Have you thought about your carbon footprint lately? Over at Homeshift, we’ve been thinking about it a lot.
This is why we’re delighted to announce that this month we have gone green.
Homeshift now supplies 100% renewable electricity to all our customers through our supplier Colorado Energy.
Coinciding with Earth Day – Thursday 22nd April – this got us thinking about other ways we could help our customers get a little greener at home.
5 ways to make your home greener
1. Get ice cold with your laundry
Turning down the temperature on your wash is an easy way to be energy efficient at home. A whopping 90% of the energy used for washing clothes goes to heating the water. Not a small amount, right? So if it’s not whites or hard to remove stains, a cold wash would still do the job while saving your energy and cash. You could even go one step further and skip the dryer, using line dryers or racks in a room you’re not always in.

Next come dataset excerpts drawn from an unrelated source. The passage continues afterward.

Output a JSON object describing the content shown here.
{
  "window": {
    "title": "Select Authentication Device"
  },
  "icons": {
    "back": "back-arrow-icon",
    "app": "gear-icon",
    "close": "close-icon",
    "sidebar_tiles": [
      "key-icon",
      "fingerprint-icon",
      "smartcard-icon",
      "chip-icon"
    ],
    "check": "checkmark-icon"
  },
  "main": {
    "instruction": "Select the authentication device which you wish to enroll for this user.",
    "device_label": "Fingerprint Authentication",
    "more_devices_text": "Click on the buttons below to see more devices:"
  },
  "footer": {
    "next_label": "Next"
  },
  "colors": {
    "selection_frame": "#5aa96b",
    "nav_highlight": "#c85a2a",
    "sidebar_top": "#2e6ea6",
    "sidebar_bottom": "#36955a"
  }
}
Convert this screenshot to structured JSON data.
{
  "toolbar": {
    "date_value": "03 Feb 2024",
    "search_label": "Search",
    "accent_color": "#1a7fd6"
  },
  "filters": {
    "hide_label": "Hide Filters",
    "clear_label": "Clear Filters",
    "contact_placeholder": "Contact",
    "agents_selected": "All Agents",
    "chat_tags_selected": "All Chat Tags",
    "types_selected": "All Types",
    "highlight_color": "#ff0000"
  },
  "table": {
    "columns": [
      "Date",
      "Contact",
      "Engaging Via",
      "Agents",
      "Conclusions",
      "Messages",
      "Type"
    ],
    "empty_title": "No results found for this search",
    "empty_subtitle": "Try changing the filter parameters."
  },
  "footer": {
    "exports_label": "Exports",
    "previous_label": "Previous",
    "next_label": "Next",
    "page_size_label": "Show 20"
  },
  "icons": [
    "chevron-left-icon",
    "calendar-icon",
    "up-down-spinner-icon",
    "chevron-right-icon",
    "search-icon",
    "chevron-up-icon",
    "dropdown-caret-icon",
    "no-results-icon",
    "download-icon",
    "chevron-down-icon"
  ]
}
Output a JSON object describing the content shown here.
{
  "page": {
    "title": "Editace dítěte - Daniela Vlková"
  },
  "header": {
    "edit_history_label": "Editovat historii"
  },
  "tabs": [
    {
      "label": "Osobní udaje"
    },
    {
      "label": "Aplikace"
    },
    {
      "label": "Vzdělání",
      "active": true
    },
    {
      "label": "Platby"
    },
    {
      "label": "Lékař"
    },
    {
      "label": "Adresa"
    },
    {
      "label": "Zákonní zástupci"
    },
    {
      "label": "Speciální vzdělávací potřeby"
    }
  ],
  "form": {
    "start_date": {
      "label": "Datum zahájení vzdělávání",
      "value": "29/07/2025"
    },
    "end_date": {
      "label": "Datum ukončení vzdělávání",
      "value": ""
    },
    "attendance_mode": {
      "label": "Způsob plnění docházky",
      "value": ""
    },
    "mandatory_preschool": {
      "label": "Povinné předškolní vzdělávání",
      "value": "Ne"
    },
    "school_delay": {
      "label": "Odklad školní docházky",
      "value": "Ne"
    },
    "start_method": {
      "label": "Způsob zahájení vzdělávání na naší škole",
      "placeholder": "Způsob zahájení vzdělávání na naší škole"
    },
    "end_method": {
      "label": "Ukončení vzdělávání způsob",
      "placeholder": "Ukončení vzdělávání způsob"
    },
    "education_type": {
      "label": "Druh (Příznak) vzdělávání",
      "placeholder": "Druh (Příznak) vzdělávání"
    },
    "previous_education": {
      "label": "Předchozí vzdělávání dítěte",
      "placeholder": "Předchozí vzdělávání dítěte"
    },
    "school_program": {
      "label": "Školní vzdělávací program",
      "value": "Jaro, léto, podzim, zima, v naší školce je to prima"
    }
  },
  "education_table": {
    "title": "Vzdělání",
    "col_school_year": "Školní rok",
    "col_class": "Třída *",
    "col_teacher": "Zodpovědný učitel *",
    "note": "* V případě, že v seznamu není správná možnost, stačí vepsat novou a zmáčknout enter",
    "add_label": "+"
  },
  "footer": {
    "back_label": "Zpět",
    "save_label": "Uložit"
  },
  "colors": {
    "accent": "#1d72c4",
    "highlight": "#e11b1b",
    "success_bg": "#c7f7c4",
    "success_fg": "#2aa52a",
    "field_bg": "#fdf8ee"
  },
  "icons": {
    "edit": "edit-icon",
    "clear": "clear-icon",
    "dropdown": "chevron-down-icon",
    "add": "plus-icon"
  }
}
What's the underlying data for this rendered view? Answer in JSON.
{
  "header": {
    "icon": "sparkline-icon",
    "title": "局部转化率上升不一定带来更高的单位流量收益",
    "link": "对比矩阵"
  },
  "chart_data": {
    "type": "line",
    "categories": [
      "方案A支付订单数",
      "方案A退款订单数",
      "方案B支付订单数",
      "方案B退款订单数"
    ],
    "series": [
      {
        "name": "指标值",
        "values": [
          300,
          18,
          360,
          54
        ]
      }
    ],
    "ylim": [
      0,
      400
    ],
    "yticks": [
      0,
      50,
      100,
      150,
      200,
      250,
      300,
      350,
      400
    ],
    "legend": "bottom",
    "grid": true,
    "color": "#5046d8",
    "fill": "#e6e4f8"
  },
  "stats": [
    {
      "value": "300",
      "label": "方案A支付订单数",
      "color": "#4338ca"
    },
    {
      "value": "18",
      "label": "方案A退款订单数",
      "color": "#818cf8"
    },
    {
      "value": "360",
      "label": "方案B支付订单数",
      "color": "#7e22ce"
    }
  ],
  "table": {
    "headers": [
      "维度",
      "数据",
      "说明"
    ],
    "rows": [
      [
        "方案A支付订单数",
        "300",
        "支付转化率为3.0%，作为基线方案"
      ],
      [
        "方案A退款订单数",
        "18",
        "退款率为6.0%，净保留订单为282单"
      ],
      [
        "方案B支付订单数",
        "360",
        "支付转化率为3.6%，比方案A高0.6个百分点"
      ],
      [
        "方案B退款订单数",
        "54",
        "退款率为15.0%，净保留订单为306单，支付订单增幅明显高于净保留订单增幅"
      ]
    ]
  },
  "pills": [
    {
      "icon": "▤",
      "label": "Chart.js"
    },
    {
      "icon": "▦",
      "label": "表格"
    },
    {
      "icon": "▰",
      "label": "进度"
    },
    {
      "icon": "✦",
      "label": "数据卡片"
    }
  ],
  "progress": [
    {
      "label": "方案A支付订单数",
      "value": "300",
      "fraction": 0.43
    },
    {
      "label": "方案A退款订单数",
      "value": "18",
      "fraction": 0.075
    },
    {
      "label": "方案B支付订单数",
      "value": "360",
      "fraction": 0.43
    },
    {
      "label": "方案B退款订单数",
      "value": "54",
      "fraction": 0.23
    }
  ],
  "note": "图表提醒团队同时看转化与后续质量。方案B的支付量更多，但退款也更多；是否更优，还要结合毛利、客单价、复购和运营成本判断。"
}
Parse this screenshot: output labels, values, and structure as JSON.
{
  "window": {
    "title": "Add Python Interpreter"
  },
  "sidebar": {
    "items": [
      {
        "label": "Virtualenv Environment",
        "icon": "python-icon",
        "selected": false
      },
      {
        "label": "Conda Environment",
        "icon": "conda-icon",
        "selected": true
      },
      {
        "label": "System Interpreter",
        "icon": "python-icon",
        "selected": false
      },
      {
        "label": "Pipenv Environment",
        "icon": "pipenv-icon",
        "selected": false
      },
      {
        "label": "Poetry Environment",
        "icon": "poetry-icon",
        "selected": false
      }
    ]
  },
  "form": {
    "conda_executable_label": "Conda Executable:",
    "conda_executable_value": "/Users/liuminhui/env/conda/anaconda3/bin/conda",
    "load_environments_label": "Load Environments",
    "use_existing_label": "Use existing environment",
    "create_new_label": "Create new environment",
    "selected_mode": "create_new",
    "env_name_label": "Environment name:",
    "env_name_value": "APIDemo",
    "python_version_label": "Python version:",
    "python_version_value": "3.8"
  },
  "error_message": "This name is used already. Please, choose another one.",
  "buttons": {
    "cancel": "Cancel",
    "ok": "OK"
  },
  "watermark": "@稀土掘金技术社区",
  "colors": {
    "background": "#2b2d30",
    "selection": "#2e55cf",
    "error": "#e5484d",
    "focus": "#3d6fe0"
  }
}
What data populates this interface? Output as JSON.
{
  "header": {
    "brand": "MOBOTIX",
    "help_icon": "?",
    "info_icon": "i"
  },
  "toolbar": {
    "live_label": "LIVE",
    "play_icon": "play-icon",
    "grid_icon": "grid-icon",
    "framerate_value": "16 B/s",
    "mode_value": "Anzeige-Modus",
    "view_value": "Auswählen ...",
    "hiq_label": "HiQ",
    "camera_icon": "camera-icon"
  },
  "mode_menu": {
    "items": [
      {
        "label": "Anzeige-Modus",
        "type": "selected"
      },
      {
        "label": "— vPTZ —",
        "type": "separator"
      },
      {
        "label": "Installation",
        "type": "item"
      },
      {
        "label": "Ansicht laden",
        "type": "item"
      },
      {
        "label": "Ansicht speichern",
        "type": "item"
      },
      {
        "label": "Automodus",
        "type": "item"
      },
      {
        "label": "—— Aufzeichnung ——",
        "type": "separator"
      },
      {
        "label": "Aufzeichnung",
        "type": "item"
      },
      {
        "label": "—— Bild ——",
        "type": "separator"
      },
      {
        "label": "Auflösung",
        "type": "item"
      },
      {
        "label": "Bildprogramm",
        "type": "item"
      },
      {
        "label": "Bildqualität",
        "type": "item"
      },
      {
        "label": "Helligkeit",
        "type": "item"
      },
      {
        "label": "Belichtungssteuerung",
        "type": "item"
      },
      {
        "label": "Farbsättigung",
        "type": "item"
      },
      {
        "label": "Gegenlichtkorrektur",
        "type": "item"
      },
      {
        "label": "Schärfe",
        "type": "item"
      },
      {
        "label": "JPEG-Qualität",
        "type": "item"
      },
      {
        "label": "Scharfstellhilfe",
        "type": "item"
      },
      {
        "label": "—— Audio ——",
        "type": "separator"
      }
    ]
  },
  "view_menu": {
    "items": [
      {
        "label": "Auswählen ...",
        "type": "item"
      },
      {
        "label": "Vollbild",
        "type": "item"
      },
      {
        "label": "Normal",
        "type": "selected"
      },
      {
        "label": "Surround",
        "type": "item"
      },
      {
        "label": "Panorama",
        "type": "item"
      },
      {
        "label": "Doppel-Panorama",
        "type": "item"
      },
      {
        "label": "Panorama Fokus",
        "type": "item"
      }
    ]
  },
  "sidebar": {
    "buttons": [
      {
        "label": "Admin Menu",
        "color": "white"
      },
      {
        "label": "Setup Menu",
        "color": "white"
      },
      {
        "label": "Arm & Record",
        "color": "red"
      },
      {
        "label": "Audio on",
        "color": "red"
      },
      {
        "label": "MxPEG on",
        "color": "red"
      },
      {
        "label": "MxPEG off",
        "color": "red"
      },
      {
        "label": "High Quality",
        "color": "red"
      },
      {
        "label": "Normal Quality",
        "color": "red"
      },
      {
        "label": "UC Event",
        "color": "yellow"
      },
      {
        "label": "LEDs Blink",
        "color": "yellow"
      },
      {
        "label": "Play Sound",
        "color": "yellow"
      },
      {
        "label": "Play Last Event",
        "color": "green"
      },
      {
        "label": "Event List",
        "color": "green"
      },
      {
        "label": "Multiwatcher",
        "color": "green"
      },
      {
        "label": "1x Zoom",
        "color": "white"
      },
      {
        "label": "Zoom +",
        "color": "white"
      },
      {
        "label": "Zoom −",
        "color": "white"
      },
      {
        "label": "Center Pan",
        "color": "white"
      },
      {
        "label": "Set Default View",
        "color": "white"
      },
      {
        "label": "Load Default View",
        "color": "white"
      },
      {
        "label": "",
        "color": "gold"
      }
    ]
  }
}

2. Make your own household cleaners
It’s surprisingly easy to do. Add some fresh and clean vibes to your home by combining essential oils – like lemon or lavender – with a good water and vinegar base. Try this recipe: In a spray or squirt bottle, mix together two cups of vinegar with two cups of water. Add two tablespoons of olive oil in addition to your essential oil. Put some of this solution on a reusable rag or directly on the floor and begin the virtuous cleaning process.
3. Declutter your wardrobe (and hire new things!)
Lockdown has had more people than ever looking at the dark corners of their homes to see what can be thrown away and where space can be better utilised. Easy as it is to fill up those black bags to toss, get into the habit of donating your clothes. Go one step further and look into the new proliferation of clothes hire companies doing their bit for sustainable fashion. Check out sites like OnLoan – or just head to local charity shops to pick up some new bits. You’ll be surprised by the gems you can find if you pick the right store.
4. Switch up your lights
Energy-efficient lightbulbs, like LEDs, typically use about 25%-80% less energy than traditional incandescents. Although they are slightly more expensive than incandescent bulbs, the upfront cost will be recouped in just a few months, thanks to the reduced energy costs they provide.
5. Short and snappy showers
According to Which.co.uk we spend on average eight minutes in the shower. That’s double the time we should be spending in there. Those morning waterfalls are costing UK households 30p a go, which means UK families waste on average £416 a year.